The polymer powder is admixed with 17 wt. parts of "Isopar-E" (Trade mark of Esso Standard Oil Co., Ltd.; hydrocarbon lubricant), and the mixture obtained is extruded at a ram speed of 40 mm/min and at a reduction ratio of 274 into a pipe, 6 mm in inside diameter and 8 mm in outside diameter. The extrudate is continuously sintered at 380.degree. C. in a furnace connected to the extruder to obtain a finished pipe.

A 700-mm length of the pipe is cut off, one end of the pipe is cut into two in the longitudinal direction, and the cut end portions are clamped to the clamps of a tension tester and pulled apart at a velocity of 200 mm/min to measure the tear strength of the pipe. The result is shown in Table 7.

Table 7 ______________________________________ Polymer Tear strength (kg/cm.sup.2) ______________________________________ Example Run No. 4 4.0 Comp. Ex. Run No. 10 3.2 Comp. Ex. Run No. 14 3.1 ______________________________________

EXAMPLE 2

(Run Nos. 18 to 20)

A 15 l quantity of deionized deoxidized water, 750 g of paraffin wax serving as a dispersion stabilizer and 22 g of ammonium perfluorooctanoate serving as a dispersant are placed into an autoclave having a water capacity of 40 l and equipped with a stirrer and a temperature-controlling jacket fitted therearound. The interior atmosphere of the autoclave is replaced by nitrogen gas several times while controlling the temperature to 85.degree. C. TFE is fed into the autoclave until the internal pressure reaches 8.0 kg/cm.sup.2 G. While maintaining the temperature at 85.degree. C. with stirring, 1.5 g of DSP and 0.1 g of APS are added to the mixture to initiate polymerization. When the internal pressure drops to 7.0 kg/cm.sup.2 G, TFE is fed into the autoclave until the pressure rises to 8.0 kg/cm.sup.2 G. In this way, the reaction system is pressurized repeatedly when a pressure drop is observed. When the system is repressurized 54th time, 0.2 mols of hexafluoropropylene (hereinafter referred to as " HFP") is added. The time when the HFP is thus intermediately added corresponds to the time when about 72 wt.% of polymer has been formed based on the total amount of the polymer to be finally formed. The polymerization is terminated after the system has been repressurized 75 times. The quantity of the residual HFP gas in the autoclave is determined by gas chromatography, and the HFP content of the resulting polymer is calculated from the difference between the value determined and the quantity of HFP added. The calculated value of HFP contents coincides with the value directly determined by the infrared analysis of the polymer. The concentration of the polymer emulsion is calculated based on the specific gravity thereof.

Subsequently the emulsion is coagulated, washed and dried to obtain a powder, which is tested for paste extrusion performance at reduction ratios of 910 to 1600.

The same procedure as above is repeated except that the amounts of polymerization initiator and dispersant, polymerization temperature, the kind and amount of modifier, and the time to charge the modifier are varied as listed in Table 8. Table 9 shows the properties and paste extrusion performance of the polymers obtained. The modifier used for Run No. 20 is .omega.-hydroperfluorobutene, which is indicated as ".omega.-HB" in Table 8.

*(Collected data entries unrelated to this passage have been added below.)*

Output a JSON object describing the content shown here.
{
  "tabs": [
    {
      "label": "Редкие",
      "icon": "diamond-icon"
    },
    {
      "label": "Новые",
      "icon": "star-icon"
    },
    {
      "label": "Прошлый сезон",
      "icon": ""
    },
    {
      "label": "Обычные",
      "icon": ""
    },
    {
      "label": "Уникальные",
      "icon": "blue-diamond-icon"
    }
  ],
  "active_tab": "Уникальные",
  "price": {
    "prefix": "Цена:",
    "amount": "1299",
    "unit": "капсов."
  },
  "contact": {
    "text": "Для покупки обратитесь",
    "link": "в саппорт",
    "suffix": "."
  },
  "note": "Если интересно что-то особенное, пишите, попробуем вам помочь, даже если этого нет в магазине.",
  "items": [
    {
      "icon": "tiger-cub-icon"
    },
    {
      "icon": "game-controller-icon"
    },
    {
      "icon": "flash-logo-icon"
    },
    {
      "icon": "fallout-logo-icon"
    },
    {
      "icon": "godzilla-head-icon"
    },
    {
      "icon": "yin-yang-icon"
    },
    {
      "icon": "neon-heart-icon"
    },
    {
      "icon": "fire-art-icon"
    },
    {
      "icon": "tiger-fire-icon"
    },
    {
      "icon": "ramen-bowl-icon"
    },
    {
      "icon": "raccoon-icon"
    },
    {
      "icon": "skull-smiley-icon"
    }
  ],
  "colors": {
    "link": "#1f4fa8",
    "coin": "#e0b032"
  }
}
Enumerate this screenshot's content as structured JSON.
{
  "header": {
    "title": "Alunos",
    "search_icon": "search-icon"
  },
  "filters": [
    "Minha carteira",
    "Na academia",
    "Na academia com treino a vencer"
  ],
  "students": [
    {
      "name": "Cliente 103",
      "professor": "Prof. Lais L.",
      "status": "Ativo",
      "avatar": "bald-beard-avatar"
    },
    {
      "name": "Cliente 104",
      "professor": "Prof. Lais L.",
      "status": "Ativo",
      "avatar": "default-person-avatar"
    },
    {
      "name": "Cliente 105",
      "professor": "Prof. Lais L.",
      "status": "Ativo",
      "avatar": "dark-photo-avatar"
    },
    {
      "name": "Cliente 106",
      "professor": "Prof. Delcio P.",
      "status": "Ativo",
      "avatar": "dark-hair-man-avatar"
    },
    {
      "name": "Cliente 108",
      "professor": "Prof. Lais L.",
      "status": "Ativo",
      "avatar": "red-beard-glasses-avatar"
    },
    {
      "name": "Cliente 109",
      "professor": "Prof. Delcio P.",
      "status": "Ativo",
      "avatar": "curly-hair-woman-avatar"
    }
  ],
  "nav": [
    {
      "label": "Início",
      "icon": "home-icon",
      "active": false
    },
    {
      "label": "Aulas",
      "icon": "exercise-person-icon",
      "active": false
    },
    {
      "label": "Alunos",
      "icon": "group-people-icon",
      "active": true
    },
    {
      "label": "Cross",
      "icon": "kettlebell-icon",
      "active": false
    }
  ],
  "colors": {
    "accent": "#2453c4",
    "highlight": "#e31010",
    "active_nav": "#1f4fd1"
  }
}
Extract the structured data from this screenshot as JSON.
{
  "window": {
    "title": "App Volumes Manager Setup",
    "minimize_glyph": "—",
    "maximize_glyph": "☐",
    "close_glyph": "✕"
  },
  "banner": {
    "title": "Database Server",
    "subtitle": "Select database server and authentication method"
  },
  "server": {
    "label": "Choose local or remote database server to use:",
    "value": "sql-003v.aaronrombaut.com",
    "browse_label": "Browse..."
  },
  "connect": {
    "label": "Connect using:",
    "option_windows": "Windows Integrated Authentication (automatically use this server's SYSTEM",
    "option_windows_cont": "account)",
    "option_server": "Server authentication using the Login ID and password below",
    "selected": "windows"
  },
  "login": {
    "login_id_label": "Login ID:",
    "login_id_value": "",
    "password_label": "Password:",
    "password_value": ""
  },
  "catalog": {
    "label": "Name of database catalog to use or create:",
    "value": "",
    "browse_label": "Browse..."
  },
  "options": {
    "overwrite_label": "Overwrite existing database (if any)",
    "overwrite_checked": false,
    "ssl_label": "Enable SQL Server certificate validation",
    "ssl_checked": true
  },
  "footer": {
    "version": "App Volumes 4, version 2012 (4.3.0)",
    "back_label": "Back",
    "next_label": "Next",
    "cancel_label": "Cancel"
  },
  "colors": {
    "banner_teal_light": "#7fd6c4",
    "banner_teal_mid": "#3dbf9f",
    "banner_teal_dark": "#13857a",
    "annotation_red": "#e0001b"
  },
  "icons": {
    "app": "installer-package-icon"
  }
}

Table 9 reveals that the modified TFE polymers are extrudable at reduction ratios of 910 and 1600 under relatively low extrusion pressures, giving satisfactory molded products. The low extrusion pressure means that the proportion of the amount of the lubricant (Isopar-E) to polymer is reducible.

COMPARISON EXAMPLE 3

(Run Nos. 21 to 22)

Modified TFE polymers are prepared using the same reactor as in Example 2 under the same conditions as in Example 2 except for the conditions listed in Table 8. More specifically, for Comparison Example Run No. 21, the same amount of the modifier as used for Example Run No. 18 is placed into the system at the start of polymerization without thereafter adding any modifier. For Comparison Example Run No. 22, the same amount of the modifier as used for Example Run No. 19 is added to the system after 60 wt.% of TFE to be polymerized has been polymerized, instead of adding the modifier at the start of the reaction.

The paste extrusion performance of the polymers obtained in listed in Table 9, which shows that they require high extrusion pressures and give extrudates which have a poor appearance.

Table 8 __________________________________________________________________________ Polymerization conditions Polymerization initiator Amount of modifier used DSP APS Temp. Dispersant Initial Intermediate (g) (g) (.degree. C) (g) Modifier (mol) Time (%) Amount (mol) __________________________________________________________________________ Example Run No. 18 1.5 0.1 22 85 HFP 0 72 0.20 19 4.0 0.4 20 90 HFP 0 80 0.04 20 1.0 0.1 22 85 .omega.-HB 0 90 0.10 Comp. Ex. Run No. 21 1.5 0.1 22 85 HFP 0.2 -- -- 22 4.0 0.4 20 88 HFP 0 60 0.04 __________________________________________________________________________

Table 9 __________________________________________________________________________ Product Paste extrusion performance Average Modifier Extrusion pressure (kg/cm.sup.2) Appearance Concn. particle content Reduction Reduction of (%) size (.mu.) (wt. %) ratio 910 ratio 1600 extrudate __________________________________________________________________________ Example Run. No. 18 33.5 0.281 0.115 320 451 A 19 33.2 0.286 0.007 410 400 A 20 33.0 0.225 0.01* 365 504 A Comp. Ex. Run No. At least Not 21 34.0 0.170 0.198 1000 extrudable C 22 33.2 0.292 0.007 520 590 B __________________________________________________________________________ *Determined by the gas chromatographic analysis of the gas in the autoclave. The other values for the modifier content are directly determined by infrared analysis of the polymer.

EXAMPLE 3

(Run Nos. 23 and 24)

Run No. 23

A 15 l quantity of deionized deoxidized water, 750 g of paraffin wax serving as a dispersion stabilizer and 22 g of ammonium perfluorooctanoate serving as a dispersant are placed into an autoclave having a water capacity of 40 l and equipped with a stirrer and a temperature-controlling jacket fitted therearound. The interior atmosphere of the autoclave is replaced by nitrogen gas several times while controlling the temperature. Finally TFE is fed into the autoclave until the internal pressure reaches 8.0 kg/cm.sup.2 G, and the temperature is adjusted to 85.degree. C. Simultaneously with the introduction of TFE, 0.013 mol. of HFP is admitted to the autoclave.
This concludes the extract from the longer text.